M. R. Jana, Tapan M. Patel, U. K. Baruah, S. M. Belsare, K. S. Bhope, B. Choksi, N. S. Contractor, S. S. Khirwadkar, M. Mehta, P. K. Mokaria, N. P. Patel, T. H. Patel, R. Swamy, S. Tripathi
Fusion Science and Technology | Volume 81 | Number 2 | February 2025 | Pages 179-190
Research Article | doi.org/10.1080/15361055.2024.2366732
Articles are hosted by Taylor and Francis Online.

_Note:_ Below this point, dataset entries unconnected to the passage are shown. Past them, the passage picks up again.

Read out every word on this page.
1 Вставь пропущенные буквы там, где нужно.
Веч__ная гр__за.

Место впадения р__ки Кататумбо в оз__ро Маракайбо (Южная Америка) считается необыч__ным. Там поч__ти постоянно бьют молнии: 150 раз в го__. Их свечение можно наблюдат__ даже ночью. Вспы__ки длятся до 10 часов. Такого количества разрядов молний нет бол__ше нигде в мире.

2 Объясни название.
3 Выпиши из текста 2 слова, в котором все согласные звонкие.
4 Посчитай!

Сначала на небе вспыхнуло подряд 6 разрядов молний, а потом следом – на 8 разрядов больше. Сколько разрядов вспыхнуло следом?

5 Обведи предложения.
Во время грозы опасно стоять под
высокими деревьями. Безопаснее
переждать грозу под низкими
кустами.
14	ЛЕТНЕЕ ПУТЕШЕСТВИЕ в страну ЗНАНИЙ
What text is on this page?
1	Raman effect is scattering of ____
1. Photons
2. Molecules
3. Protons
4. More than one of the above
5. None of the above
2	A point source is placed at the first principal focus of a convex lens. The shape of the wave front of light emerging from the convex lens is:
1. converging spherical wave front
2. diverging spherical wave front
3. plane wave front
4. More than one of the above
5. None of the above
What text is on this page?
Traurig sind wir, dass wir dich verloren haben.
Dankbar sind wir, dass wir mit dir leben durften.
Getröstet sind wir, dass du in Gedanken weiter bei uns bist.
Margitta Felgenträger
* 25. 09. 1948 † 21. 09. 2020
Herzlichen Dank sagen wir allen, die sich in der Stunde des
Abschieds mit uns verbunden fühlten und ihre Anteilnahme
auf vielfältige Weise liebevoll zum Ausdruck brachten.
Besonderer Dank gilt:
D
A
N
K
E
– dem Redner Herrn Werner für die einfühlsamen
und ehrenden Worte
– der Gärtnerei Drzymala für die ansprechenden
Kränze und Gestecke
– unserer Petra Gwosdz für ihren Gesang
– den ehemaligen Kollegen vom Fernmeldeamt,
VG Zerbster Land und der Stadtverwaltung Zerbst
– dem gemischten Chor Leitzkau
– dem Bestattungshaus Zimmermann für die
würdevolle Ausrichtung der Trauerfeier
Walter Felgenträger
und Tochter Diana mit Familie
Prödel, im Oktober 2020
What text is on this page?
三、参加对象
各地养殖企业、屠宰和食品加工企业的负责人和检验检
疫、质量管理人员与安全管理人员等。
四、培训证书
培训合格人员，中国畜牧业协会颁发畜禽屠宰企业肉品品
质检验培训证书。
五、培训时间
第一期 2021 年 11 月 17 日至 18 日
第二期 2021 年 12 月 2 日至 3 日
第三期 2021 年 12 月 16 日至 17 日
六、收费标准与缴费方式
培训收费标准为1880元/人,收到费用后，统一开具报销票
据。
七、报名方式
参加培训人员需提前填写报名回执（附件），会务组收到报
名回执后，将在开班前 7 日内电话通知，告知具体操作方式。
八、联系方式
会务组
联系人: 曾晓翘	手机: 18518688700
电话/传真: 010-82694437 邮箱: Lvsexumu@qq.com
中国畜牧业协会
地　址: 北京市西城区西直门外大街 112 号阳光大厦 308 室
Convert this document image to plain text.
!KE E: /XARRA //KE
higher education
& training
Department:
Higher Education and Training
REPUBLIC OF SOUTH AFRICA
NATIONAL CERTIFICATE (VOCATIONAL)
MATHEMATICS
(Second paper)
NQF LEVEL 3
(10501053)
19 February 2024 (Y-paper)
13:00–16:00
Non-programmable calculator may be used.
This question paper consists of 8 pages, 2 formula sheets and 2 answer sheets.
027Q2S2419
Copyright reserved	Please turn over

The back plate is an important component of the ion source because of its multiple roles including heat load removal during beam operation. The main components of the back plate are (1) a Type 304L stainless steel (SS304L) magnet positioning plate that holds samarium cobalt permanent magnets required for the confinement of ion source plasma, (2) an oxygen-free electronic copper cooling plate with 35 inner and 8 outer cooling channel grooves (each of which is 4 × 1.8 mm2) that is vacuum brazed with a SS304L magnet positioning plate, and (3) a SS304L magnet cover plate. In this paper, the back plate is successfully fabricated, and a high heat flux experiment is done at the High Heat Flux Test Facility Center with an electron beam power of 200 kW for 458 s. The uniform incident heat flux is 2.5 MW/m2. Demineralized water at 34°C is supplied at the rate of 1 kg/s to the cooling plate at inlet pressure of 8.2 bars to remove the high heat load. The surface temperature of the copper plate is measured by an infrared camera, and three temperature regions are observed. The measured average surface temperature of the cooling plate is ~152°C. The bulk water temperature rise ΔTw is ~39.42°C. The estimated absorbed heat flux is ~2.04 MW/m2, and the heat absorption coefficient is 81.6%. The measured leak rate after the heat flux test is 1.6 × 10−8 mbars∙L/s. These High Heat Flux Test experimental results will be useful to study the thermomechanical performance of the back plate and to understand the effect of increasing the beam pulse length.